Riuscì solo a infastidirlo, tanto più che il Re non ebbe neppure una parola da
opporgli. Si creò nei due eserciti uno scoramento tale che è impossibile
descrivere. Abbiamo visto che c'ero anche io. Persino i cortigiani, di solito
così felici di tornare a casa, non riuscirono a trattenere il loro dolore, che
in ogni occasione si manifestò apertamente, come anche la sorpresa, e in
entrambi i casi fecero seguito spiacevoli considerazioni. Il Re partì
l'indomani per raggiungere la Maintenon e le dame e con loro ritornò a
Versailles, per non rivedere più la frontiera nè gli eserciti salvo che per
suo piacere e in tempo di pace. La vittoria di Neerwinden riportata da
Luxembourg sei settimane dopo sul principe d'Orange, il quale in modo
prodigioso, avvalendosi delle condizioni naturali e delle cognizioni tecniche,
in una sola notte, si era con accanimento trincerato, rinnovò nuovi dolori e
discorsi, tanto più che la posizione dell'abbazia di Parc era completamente
diversa da quella di Neerwinden, e noi non avevamo le stesse forze, ma
soprattutto perché nonostante fossimo privi di viveri e di un equipaggiamento
sufficiente di artiglieria, quella vittoria poté essere conseguita. Per
concludere tale argomento tutto in una volta, si venne a sapere che il principe
d'Orange, avvertito della partenza del Re, aveva mandato a dire a Vaudémont
come lui ne avesse avuto notizia da fonte bene informata che mai gli aveva detto
il falso, ma che, quella volta, non aveva potuto prestarvi fede né abbandonarsi
alla speranza, così, tramite un secondo corriere, aveva appurato che la notizia
era vera, ossia che il Re partiva e che era proprio alla sua confusione e cecità
che egli doveva una così insperata liberazione. La cosa singolare è che Vaudémont,
stabilitosi molto tempo dopo nella nostra corte, lo ha spesso raccontato agli
amici, anche in gruppo, e addirittura nel salone di Marly. La pace che
seguì quella guerra, alla quale il Re e lo Stato senza altre possibilità di
scampo da molto tempo sospiravano, fu vergognosa. Si dovette accettare tutto ciò
che volle il duca di Savoia per fargli abbandonare i suoi alleati e addirittura
riconoscere il principe d'Orange quale re d'Inghilterra, dopo un così lungo
prosieguo di sforzi, odio e disprezzo personale, e inoltre ricevere Portland,
suo ambasciatore, come una specie di divinità. La nostra avventatezza ci costò
il Lussemburgo e l'ignoranza militare dei nostri plenipotenziari, assolutamente
non informati dal governo, diede ai nemici grandi vantaggi nella determinazione
delle frontiere. Tale fu la pace di Ryswyck conclusa nel settembre del 1697.

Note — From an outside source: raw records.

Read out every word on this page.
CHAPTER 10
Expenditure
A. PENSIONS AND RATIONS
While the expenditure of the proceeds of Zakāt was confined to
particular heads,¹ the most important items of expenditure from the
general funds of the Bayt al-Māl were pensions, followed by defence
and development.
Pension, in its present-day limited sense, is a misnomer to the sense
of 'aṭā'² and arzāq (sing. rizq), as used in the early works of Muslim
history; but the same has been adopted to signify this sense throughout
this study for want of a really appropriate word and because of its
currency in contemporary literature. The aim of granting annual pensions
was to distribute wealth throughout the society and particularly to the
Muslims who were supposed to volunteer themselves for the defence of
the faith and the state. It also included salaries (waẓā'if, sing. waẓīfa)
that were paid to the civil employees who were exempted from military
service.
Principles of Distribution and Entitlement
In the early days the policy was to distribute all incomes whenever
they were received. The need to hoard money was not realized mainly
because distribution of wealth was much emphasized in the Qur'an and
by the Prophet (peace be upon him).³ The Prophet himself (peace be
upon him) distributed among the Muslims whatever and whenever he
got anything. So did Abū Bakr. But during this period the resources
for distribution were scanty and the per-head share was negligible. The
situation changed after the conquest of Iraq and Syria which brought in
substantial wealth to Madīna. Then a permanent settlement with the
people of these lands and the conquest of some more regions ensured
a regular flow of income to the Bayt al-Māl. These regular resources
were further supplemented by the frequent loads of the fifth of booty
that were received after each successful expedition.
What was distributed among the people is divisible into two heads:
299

L'inattività delle armi non durò che tre anni, durante i quali provammo la
sofferenza di dover restituire paesi e piazzeforti che avevamo conquistato,
oltre all'oneroso costo della guerra. Qui termina il secondo periodo di questo
regno. Il terzo iniziò
con un trionfo di gloria e di inaudita prosperità. Ma fu di breve durata. Il
tempo inebriò e preparò strane sventure, la soluzione delle quali è stata una
specie di miracolo. Altre sventure accompagnarono e condussero il Re alla tomba,
felice se fosse sopravvissuto di pochi mesi alla presa del potere della intera
monarchia spagnola, avvenuta senza colpo ferire, da parte di suo nipote.
Quest'ultimo periodo è ancora così vicino a noi per cui non c'è ragione di
dilungarsi. Ma questa succinta descrizione del regno del defunto Re era
indispensabile per meglio comprendere quanto stiamo per dire sulla sua persona,
con la raccomandazione di ricordarsi quanto in proposito si trova tra le pagine
di queste Memorie e di non provare fastidio se vi si trovano ripetizioni, che
sono necessarie per meglio raccogliere e formare un tutto.